Wie die Stellenbeschreibungen vermuten lassen, gibt es erhebliche Unterschiede darin, wofür diese Analysten wirklich bezahlt werden. Realistisch gesprochen werden Sell-Side-Analysten größtenteils für den Informationsfluss und den Zugriff auf das Management (und/oder hochwertige Informationsquellen) bezahlt. Die Vergütung für Buy-Side-Analysten hängt viel stärker von der Qualität der Empfehlungen des Analysten und dem Gesamterfolg des/der Fonds(s) ab.
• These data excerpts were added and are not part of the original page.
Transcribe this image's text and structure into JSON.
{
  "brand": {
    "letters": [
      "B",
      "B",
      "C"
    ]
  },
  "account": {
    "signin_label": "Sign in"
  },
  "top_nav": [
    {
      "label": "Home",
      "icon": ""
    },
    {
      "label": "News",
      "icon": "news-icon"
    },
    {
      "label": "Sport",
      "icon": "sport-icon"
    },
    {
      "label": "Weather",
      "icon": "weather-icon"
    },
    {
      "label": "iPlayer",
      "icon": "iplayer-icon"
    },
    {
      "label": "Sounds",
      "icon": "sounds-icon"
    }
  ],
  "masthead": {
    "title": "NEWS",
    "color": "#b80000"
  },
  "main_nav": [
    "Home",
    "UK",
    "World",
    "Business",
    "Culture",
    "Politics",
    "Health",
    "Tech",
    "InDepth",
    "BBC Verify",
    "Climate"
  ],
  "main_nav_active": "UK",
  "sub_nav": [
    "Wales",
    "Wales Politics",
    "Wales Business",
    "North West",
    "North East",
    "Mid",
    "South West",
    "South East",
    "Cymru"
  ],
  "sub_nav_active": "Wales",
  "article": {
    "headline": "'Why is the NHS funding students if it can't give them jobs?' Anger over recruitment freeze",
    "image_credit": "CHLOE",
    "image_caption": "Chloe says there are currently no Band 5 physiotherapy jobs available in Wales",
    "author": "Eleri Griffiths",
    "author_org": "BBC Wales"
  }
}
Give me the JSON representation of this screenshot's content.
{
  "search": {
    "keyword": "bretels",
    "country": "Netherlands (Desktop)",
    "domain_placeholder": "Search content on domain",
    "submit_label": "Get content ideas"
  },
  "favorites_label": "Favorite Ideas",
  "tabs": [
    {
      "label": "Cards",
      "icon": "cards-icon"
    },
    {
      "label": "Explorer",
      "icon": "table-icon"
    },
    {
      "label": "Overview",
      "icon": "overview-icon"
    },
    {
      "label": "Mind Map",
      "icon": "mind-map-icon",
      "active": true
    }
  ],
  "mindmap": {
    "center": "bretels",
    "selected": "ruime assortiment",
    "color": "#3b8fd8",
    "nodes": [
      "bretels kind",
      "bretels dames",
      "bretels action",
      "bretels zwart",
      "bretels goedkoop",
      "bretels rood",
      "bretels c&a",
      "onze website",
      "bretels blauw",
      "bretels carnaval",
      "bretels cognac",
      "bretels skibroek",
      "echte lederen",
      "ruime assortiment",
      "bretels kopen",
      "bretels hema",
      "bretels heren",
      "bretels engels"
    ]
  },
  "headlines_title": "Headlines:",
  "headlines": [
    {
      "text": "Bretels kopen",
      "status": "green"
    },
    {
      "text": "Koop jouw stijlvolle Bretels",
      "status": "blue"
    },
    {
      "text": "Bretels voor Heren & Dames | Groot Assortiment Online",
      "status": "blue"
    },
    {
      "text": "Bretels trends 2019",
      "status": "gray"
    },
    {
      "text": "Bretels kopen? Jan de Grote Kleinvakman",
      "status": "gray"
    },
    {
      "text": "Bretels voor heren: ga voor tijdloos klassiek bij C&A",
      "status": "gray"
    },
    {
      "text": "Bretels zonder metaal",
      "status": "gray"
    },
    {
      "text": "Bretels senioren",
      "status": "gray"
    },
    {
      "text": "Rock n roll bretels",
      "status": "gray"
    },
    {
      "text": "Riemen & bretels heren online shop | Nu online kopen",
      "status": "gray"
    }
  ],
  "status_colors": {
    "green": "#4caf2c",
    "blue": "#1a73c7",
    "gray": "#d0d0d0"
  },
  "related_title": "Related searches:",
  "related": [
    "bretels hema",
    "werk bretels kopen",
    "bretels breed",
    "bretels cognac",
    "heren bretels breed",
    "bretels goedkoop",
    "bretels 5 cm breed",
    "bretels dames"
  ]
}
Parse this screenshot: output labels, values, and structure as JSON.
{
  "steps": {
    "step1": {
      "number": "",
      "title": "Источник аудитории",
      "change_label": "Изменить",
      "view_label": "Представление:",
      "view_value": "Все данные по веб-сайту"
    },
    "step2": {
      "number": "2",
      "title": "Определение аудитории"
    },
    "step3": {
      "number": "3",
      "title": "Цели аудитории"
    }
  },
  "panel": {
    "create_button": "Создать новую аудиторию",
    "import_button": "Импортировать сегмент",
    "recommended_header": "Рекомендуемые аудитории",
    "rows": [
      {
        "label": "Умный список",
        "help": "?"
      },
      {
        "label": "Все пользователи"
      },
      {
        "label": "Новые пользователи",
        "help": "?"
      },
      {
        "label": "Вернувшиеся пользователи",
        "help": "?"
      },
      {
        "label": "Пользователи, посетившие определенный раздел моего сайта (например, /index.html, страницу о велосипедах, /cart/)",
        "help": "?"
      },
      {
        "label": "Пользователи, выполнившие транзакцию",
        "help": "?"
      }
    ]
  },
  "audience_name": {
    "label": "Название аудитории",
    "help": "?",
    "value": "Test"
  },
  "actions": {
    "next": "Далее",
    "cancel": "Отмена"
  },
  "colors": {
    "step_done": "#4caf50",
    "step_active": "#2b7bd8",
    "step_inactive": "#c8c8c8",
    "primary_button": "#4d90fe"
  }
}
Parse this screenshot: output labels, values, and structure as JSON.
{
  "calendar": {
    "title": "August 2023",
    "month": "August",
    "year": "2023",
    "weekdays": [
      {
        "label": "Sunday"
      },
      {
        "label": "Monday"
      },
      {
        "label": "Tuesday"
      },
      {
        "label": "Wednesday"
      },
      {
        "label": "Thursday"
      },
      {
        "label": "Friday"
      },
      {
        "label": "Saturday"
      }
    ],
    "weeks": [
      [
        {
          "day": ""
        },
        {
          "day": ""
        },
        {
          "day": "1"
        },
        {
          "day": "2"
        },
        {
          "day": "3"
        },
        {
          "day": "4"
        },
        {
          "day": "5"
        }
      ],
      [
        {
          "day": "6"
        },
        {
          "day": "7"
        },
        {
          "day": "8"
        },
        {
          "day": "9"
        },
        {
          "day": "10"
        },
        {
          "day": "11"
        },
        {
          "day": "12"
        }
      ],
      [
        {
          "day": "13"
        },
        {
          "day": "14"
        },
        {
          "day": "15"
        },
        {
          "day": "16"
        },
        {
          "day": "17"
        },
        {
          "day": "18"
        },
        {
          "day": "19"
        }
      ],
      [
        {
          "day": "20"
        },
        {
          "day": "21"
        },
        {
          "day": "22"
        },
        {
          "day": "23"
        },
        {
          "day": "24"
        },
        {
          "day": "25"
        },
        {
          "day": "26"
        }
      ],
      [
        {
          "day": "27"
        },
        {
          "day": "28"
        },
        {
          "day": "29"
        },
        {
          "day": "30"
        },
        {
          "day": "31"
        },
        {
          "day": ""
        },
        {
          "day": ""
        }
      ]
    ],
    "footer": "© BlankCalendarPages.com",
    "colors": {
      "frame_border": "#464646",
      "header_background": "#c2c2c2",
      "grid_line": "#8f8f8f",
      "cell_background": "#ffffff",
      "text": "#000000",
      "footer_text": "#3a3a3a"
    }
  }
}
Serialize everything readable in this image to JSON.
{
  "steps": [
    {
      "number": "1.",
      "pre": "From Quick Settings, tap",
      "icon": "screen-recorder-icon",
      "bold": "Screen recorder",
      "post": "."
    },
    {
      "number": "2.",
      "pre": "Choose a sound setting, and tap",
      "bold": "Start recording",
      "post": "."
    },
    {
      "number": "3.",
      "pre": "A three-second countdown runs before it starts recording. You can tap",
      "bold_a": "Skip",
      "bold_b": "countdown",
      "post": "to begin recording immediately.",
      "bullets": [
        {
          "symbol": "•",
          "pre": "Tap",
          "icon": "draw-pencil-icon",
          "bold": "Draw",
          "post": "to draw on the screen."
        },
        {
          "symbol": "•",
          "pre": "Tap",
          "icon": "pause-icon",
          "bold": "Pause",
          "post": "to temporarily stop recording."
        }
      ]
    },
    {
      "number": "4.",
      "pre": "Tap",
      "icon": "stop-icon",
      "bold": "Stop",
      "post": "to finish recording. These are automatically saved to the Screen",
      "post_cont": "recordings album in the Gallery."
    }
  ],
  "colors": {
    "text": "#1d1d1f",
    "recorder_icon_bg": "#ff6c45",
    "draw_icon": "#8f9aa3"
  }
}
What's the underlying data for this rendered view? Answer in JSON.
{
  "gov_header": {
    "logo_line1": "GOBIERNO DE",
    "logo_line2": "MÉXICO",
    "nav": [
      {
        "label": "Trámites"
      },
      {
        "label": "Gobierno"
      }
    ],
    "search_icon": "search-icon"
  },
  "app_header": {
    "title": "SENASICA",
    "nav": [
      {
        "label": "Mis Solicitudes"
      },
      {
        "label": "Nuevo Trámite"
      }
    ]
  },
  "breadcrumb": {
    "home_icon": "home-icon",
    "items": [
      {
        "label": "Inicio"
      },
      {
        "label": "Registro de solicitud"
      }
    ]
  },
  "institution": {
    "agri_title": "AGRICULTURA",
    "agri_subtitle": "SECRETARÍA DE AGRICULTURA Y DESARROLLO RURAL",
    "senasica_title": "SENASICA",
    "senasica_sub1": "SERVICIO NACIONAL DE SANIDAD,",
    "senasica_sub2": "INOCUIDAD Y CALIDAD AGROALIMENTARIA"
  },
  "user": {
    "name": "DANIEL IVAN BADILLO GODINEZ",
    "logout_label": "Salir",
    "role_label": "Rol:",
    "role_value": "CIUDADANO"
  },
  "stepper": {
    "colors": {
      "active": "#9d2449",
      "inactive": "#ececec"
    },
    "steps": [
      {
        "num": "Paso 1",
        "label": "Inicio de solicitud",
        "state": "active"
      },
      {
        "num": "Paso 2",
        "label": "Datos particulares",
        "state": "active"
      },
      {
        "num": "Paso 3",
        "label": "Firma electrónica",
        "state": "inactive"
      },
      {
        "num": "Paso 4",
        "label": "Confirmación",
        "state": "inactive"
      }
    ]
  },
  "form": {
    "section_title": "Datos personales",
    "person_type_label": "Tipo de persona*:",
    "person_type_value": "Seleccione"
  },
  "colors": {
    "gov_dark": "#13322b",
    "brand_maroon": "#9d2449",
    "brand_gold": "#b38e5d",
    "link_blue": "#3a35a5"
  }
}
Die beiden Jobs unterscheiden sich auch in der Rolle, die Genauigkeit spielt. Im Gegensatz zu dem, was viele Anleger erwarten, haben gute Modelle und Finanzschätzungen weniger Gewicht für die Rolle eines Sell-Side-Analysten, können aber für den Buy-Side-Analysten von entscheidender Bedeutung sein. Ebenso sind Kursziele und Kauf-/Verkaufs-/Halten-Calls für Sell-Side-Analysten bei weitem nicht so wichtig, wie manche Finanzmedien denken mögen. Tatsächlich können Analysten unterdurchschnittlich sein, wenn es um Modellierung oder Aktienauswahl geht, aber dennoch gut abschneiden, solange sie nützliche Informationen liefern.

Auf der anderen Seite kann es sich ein Buy-Side-Analyst in der Regel nicht leisten, sich oft oder zumindest nicht in einem Maße zu irren, das die relative Performance des Fonds wesentlich beeinflusst.

Auch Buy-Side- und Sell-Side-Analysten müssen sich an unterschiedliche Regeln und Standards halten. Ebenso gelten für Buy-Side-Analysten in der Regel weniger restriktive Regeln in Bezug auf Aktienbesitz, Offenlegung und Nebentätigkeiten, zumindest was die Aufsichtsbehörden betrifft (die einzelnen Arbeitgeber haben unterschiedliche Regeln in Bezug auf diese Praktiken).